LOVELAND – Northern Colorado is widely known as an agricultural powerhouse. The area is tops in corn, sugar beets, hay and cattle production. Now, the area can be tops in another area: the number of farm and agriculture shows.
The Larimer County Fairgrounds – The Ranch – is hosting the inaugural Rocky Mountain Ag Showcase Dec. 8 through 10 this year. The three-day event was created by Ranch officials who want to honor the area’s agricultural heritage and explore current trends and future possibilities within agriculture.
The Ag Showcase is scheduled 47 days before the Colorado Farm Show, which has been held in Greeley for 40 years. The competition between the two shows is leading many to ask if the market can handle two shows so close together.

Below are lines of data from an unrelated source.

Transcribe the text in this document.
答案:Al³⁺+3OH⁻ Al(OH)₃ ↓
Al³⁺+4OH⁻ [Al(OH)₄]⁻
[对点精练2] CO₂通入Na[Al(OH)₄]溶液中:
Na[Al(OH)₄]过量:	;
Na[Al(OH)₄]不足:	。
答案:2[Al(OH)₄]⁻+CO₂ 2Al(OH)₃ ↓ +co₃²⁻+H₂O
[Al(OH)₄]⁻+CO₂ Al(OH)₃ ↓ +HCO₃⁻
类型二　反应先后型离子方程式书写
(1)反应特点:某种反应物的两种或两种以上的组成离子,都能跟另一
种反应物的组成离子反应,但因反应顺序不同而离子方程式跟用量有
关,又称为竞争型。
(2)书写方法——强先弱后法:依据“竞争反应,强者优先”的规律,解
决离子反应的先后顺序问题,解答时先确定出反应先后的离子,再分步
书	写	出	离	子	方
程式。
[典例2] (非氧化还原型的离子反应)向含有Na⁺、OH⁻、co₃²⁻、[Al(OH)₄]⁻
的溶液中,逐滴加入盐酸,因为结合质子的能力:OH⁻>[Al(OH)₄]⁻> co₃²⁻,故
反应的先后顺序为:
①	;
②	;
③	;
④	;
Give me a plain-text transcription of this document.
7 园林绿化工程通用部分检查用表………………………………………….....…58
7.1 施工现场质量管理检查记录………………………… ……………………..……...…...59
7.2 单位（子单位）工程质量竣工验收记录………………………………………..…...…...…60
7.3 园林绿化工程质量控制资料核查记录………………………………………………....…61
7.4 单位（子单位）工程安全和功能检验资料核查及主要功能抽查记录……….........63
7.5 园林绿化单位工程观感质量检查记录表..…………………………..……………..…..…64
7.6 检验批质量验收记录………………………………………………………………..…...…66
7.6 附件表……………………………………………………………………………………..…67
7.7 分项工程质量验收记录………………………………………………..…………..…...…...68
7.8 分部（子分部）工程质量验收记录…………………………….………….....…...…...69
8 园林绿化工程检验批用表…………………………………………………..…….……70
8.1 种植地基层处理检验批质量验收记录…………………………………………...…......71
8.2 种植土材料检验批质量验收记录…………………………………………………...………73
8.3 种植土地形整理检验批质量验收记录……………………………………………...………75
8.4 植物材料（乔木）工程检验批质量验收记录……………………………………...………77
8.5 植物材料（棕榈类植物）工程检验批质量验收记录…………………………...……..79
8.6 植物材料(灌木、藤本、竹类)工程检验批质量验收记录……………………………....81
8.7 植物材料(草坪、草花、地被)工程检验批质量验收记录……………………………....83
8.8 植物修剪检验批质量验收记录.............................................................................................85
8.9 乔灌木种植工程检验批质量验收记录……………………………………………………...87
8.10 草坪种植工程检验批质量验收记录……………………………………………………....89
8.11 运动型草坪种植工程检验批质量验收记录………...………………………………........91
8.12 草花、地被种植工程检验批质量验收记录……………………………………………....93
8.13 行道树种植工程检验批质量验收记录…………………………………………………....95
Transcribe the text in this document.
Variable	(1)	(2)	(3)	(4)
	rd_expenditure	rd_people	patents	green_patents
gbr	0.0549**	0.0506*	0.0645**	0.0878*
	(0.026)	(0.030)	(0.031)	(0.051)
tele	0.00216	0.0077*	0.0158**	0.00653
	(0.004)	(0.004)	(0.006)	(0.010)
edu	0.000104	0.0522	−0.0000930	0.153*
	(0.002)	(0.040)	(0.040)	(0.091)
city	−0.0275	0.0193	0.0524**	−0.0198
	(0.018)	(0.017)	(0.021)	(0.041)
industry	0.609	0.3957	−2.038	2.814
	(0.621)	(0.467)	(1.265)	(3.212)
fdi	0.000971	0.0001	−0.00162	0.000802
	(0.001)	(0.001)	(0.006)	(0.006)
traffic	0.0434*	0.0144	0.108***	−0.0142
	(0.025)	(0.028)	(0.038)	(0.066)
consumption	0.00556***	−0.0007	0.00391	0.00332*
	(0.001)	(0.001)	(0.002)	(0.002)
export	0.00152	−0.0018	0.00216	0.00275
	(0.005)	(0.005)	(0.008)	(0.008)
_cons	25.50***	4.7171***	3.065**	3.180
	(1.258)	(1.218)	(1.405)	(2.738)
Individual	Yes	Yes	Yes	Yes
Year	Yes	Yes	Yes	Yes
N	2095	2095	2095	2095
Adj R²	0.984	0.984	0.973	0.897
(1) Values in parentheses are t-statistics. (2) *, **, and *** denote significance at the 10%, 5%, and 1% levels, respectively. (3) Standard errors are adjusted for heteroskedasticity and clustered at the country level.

“The Rocky Mountain Ag Showcase is an exciting, forward-thinking event which will celebrate the history of agriculture while providing information and fun about issues surrounding agriculture today,´ said Jay Hardy, director of The Ranch. “Larimer County, The Ranch and our other partners are very excited to start a wonderful annual celebration. With partnerships with Colorado State Cooperative Extension, local and national business and education, it will truly be an event that has something for everyone.”
Farm show goes on
Tony Miller, member of the board of directors for the Colorado Farm Show, said he is unsure why Ranch officials would want to hold a farm show.
“I guess they may have wanted to drum up a show to utilize the facilities,” he said. “But, we have no plans to change or tweak what we do.”
The Colorado Farm Show is held annually at the Island Grove Regional Park the week after the National Western Stock Show and Rodeo in Denver. In 2006, the dates are Jan. 24 through 26.
“We usually have between 325 and 350 exhibitors and we have over 500 booth spaces and 160,000 square feet between the four buildings,” Miller said. “We are 75 percent to 80 percent full for this year and we even have a little waiting list from last year.”
Miller said he has spoken with a few people who have been contacted about the Rocky Mountain Ag Showcase, but he is unsure if they will do both shows or choose one over the other.
“At that time of the year we are the biggest ag show in the region,” he said. “It will be interesting to see what happens. The Ranch is a nice facility … I just don’t know if agriculture can support two shows that close.”
Ron Lonneman, owner of Ron’s Equipment in Fort Collins has received information on both shows and decided to only participate in the Colorado Farm Show in 2006. He said he is waiting to see what kind of audience the Rocky Mountain Ag Showcase attracts before he signs up for exhibitor space.
“With the close timing and proximity of the shows, the cost is prohibitive for me to do both,” Lonneman said. “Geographically, the Colorado Farm Show is more well known and attracts people from the entire state.”
Lonneman also said a booth at the Colorado Farm Show would cost him $5,000 for the three days; the same size booth at the Ag Showcase costs approximately $9,000.
“I’m just not interested right now, but if they talk about moving the Colorado Farm Show to The Ranch I will be all ears.”